I'm strugling with the computation of the Fisher information matrix for the hierarchical Bayesian model. For simplicity, consider theta following hierarchical Bayesian model:
\begin{align} X|\sigma &\sim N(0,\sigma^2) \\ \sigma|\gamma &\sim LN(\gamma,0) \\ \pi(\gamma) &\propto 1 \end{align}
$X$ is some observable data point, $\pi(\gamma)\propto1$ means that unknown parameter $\gamma$ has flat prior distribution, and $LN$ denotes the log-normal distribution.
The likelihood of the data then is as follows:
$$f(X|\sigma,\gamma)=\frac{1}{\sigma}e^{-\frac{x^2}{2\sigma^2}}\frac{1}{\sigma}e^{-\frac{(\ln\sigma-\gamma)^2}{2}}$$
Log-likelihood is then:
$$L(X|\sigma,\gamma)=-2\ln\sigma-\frac{x^2}{2\sigma^2}-\frac{(\ln\sigma-\gamma)^2}{2}$$
First order derivatives:
\begin{align} \partial_{\sigma}L &= -\frac{2}{\sigma}+\frac{x^2}{\sigma^3}-\frac{1}{\sigma}(\ln\sigma-\gamma) \\ \partial_{\gamma}L &= \ln\sigma-\gamma. \end{align}
Second order derivatives are then:
\begin{align} \partial_{\sigma}^2L &= \frac{1}{\sigma^2}-\frac{3x^2}{\sigma^4}+\frac{1}{\sigma^2}(\ln\sigma-\gamma) \\[5pt] \partial_{\sigma,\gamma}^2L &= \frac{1}{\sigma} \\[5pt] \partial_{\gamma}^2L &= -1 \end{align}
Thus, the hessian of the log-likelihood is: $$\newcommand{\Hess}{{\rm Hess}} \Hess(L)=\begin{pmatrix} \frac{1}{\sigma^2}-\frac{3x^2}{\sigma^4}+\frac{1}{\sigma^2}(\ln\sigma-\gamma)&\frac{1}{\sigma} \\ \frac{1}{\sigma}&-1 \end{pmatrix}$$
The Fisher information metric is defined as follows:
$$G=-E_{p(x,\theta)}\big[ \Hess(L) \big]$$
Since $E_{f(x,\theta)}\left [x^2\right ]=\sigma^2$, we have that Fisher metric is:
$$G=\begin{pmatrix} -\frac{-2+\ln\sigma-\gamma}{\sigma^2}&-\frac{1}{\sigma} \\ -\frac{1}{\sigma}&1 \end{pmatrix}$$
But (and there comes the twist), if we plug-in parameter values $\sigma=1$ and $\gamma=-3$, we obtain negative-definite matrix:
$$G=\begin{pmatrix} -1&-1 \\ -1&1 \end{pmatrix}$$
But the Fisher information matrix has to be semi-definite.
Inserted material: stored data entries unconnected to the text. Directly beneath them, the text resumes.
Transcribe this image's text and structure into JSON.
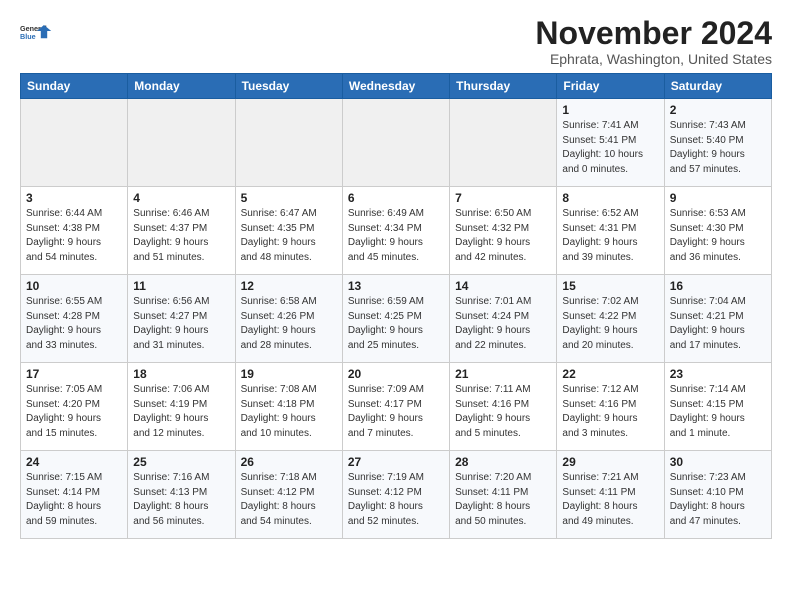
{
  "header": {
    "logo_line1": "General",
    "logo_line2": "Blue",
    "main_title": "November 2024",
    "subtitle": "Ephrata, Washington, United States"
  },
  "days_of_week": [
    "Sunday",
    "Monday",
    "Tuesday",
    "Wednesday",
    "Thursday",
    "Friday",
    "Saturday"
  ],
  "weeks": [
    [
      {
        "day": "",
        "info": ""
      },
      {
        "day": "",
        "info": ""
      },
      {
        "day": "",
        "info": ""
      },
      {
        "day": "",
        "info": ""
      },
      {
        "day": "",
        "info": ""
      },
      {
        "day": "1",
        "info": "Sunrise: 7:41 AM\nSunset: 5:41 PM\nDaylight: 10 hours\nand 0 minutes."
      },
      {
        "day": "2",
        "info": "Sunrise: 7:43 AM\nSunset: 5:40 PM\nDaylight: 9 hours\nand 57 minutes."
      }
    ],
    [
      {
        "day": "3",
        "info": "Sunrise: 6:44 AM\nSunset: 4:38 PM\nDaylight: 9 hours\nand 54 minutes."
      },
      {
        "day": "4",
        "info": "Sunrise: 6:46 AM\nSunset: 4:37 PM\nDaylight: 9 hours\nand 51 minutes."
      },
      {
        "day": "5",
        "info": "Sunrise: 6:47 AM\nSunset: 4:35 PM\nDaylight: 9 hours\nand 48 minutes."
      },
      {
        "day": "6",
        "info": "Sunrise: 6:49 AM\nSunset: 4:34 PM\nDaylight: 9 hours\nand 45 minutes."
      },
      {
        "day": "7",
        "info": "Sunrise: 6:50 AM\nSunset: 4:32 PM\nDaylight: 9 hours\nand 42 minutes."
      },
      {
        "day": "8",
        "info": "Sunrise: 6:52 AM\nSunset: 4:31 PM\nDaylight: 9 hours\nand 39 minutes."
      },
      {
        "day": "9",
        "info": "Sunrise: 6:53 AM\nSunset: 4:30 PM\nDaylight: 9 hours\nand 36 minutes."
      }
    ],
    [
      {
        "day": "10",
        "info": "Sunrise: 6:55 AM\nSunset: 4:28 PM\nDaylight: 9 hours\nand 33 minutes."
      },
      {
        "day": "11",
        "info": "Sunrise: 6:56 AM\nSunset: 4:27 PM\nDaylight: 9 hours\nand 31 minutes."
      },
      {
        "day": "12",
        "info": "Sunrise: 6:58 AM\nSunset: 4:26 PM\nDaylight: 9 hours\nand 28 minutes."
      },
      {
        "day": "13",
        "info": "Sunrise: 6:59 AM\nSunset: 4:25 PM\nDaylight: 9 hours\nand 25 minutes."
      },
      {
        "day": "14",
        "info": "Sunrise: 7:01 AM\nSunset: 4:24 PM\nDaylight: 9 hours\nand 22 minutes."
      },
      {
        "day": "15",
        "info": "Sunrise: 7:02 AM\nSunset: 4:22 PM\nDaylight: 9 hours\nand 20 minutes."
      },
      {
        "day": "16",
        "info": "Sunrise: 7:04 AM\nSunset: 4:21 PM\nDaylight: 9 hours\nand 17 minutes."
      }
    ],
    [
      {
        "day": "17",
        "info": "Sunrise: 7:05 AM\nSunset: 4:20 PM\nDaylight: 9 hours\nand 15 minutes."
      },
      {
        "day": "18",
        "info": "Sunrise: 7:06 AM\nSunset: 4:19 PM\nDaylight: 9 hours\nand 12 minutes."
      },
      {
        "day": "19",
        "info": "Sunrise: 7:08 AM\nSunset: 4:18 PM\nDaylight: 9 hours\nand 10 minutes."
      },
      {
        "day": "20",
        "info": "Sunrise: 7:09 AM\nSunset: 4:17 PM\nDaylight: 9 hours\nand 7 minutes."
      },
      {
        "day": "21",
        "info": "Sunrise: 7:11 AM\nSunset: 4:16 PM\nDaylight: 9 hours\nand 5 minutes."
      },
      {
        "day": "22",
        "info": "Sunrise: 7:12 AM\nSunset: 4:16 PM\nDaylight: 9 hours\nand 3 minutes."
      },
      {
        "day": "23",
        "info": "Sunrise: 7:14 AM\nSunset: 4:15 PM\nDaylight: 9 hours\nand 1 minute."
      }
    ],
    [
      {
        "day": "24",
        "info": "Sunrise: 7:15 AM\nSunset: 4:14 PM\nDaylight: 8 hours\nand 59 minutes."
      },
      {
        "day": "25",
        "info": "Sunrise: 7:16 AM\nSunset: 4:13 PM\nDaylight: 8 hours\nand 56 minutes."
      },
      {
        "day": "26",
        "info": "Sunrise: 7:18 AM\nSunset: 4:12 PM\nDaylight: 8 hours\nand 54 minutes."
      },
      {
        "day": "27",
        "info": "Sunrise: 7:19 AM\nSunset: 4:12 PM\nDaylight: 8 hours\nand 52 minutes."
      },
      {
        "day": "28",
        "info": "Sunrise: 7:20 AM\nSunset: 4:11 PM\nDaylight: 8 hours\nand 50 minutes."
      },
      {
        "day": "29",
        "info": "Sunrise: 7:21 AM\nSunset: 4:11 PM\nDaylight: 8 hours\nand 49 minutes."
      },
      {
        "day": "30",
        "info": "Sunrise: 7:23 AM\nSunset: 4:10 PM\nDaylight: 8 hours\nand 47 minutes."
      }
    ]
  ]
}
So, my question is: What am I doing wrong?
I have a hunch that expectation of the parameter $\sigma$ has to be taken having in mind that it is also a random variable, not just the data $X$, i.e., for example $E_{f(X,\sigma,\gamma)}\left [\sigma \right ]\neq\sigma$ but $E_{f(X,\sigma,\gamma)}\left [\sigma \right ]=e^{\gamma+\frac{1}{2}}$ - as $\sigma$ has log-normal distribution.
I searched for literature on the Fisher information matrix formation for hierarchical models, but in vain.